Wer wissen möchte, wie sich ein Kirchenmann wirklich brillant politisch zu Wort melden kann, höre oder lese die Rede von Papst Benedikt XVI. vom 22. September 2011. Mehr gibt es dazu nicht zu sagen. Das Alternativprogramm, welches uns deutsche Bischöfe derzeit bieten, ist dagegen eher zum Weglaufen. Keine Spur von Naturrecht oder katholischer Soziallehre. Wider alle Vernunft äußern sich deutsche Kirchenvertreter zu Tempo 130 auf deutschen Autobahnen. Diese Forderung entbehrt wirklich sowohl in Sachen Ökologie als auch in Fragen der Sicherheit jeglicher Evidenz. Wie man vorbei an Evidenz Politik macht, konnten die deutschen Diözesen im Rahmen der Coronamaßnahmen gut einüben. Man hat es damals offensichtlich gelernt und versucht es zu perfektionieren.

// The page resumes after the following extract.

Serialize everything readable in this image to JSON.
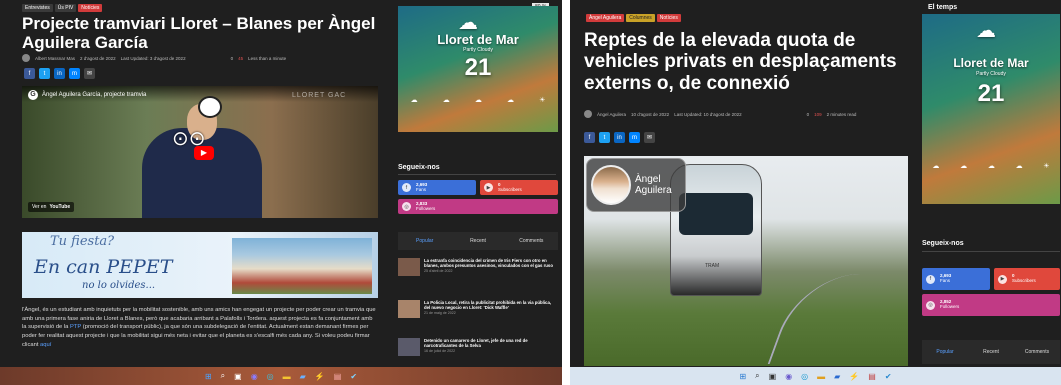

Es ist derzeit keine Frage, ob, sondern nur eine Frage, wann die umstrittene Brandmauer der CDU zur AfD hin fallen wird. Natürlich wird man nicht direkt in eine Koalition gehen. Es wird mit unabgesprochener Zusammenarbeit beginnen. Vielleicht die Duldung einer Minderheitsregierung oder vergleichbares. Angesichts der Tatsache, dass sich die AfD allen Halbierungsbemühungen von Christdemokraten zum Trotz glatt verdoppelt hat und sich die Christdemokratie gerade selbst halbiert, hat sich die Kirche in eine unhaltbare Situation manövriert. Sollte es zu einer wie auch immer gearteten Regierungsbeteiligung der AfD kommen, findet sich die Kirche plötzlich in der Rolle einer Opposition(spartei) wieder. Wäre die AfD tatsächlich die Nazipartei, als die interessierte Kreise sie verkaufen möchten, hätte die Kirche in der Tat damit einen heroischen Status. Die Kirche – namentlich die Bischöfe – täten gut daran in sich zu gehen und sich zu fragen, ob sie es nicht gemerkt und nicht verhindert haben, dass ein Viertel, im Osten sogar ein Drittel der deutschen Staatsbürger zu Nazis geworden sind. Das ist natürlich Unfug. Selbst der jeglicher AfD-Sympathie vollkommen unverdächtige Journalist Gabor Steingart stellte kürzlich nüchtern fest, die AfD-Wähler sehnen sich nach Helmut Kohl und nicht nach Adolf Hitler.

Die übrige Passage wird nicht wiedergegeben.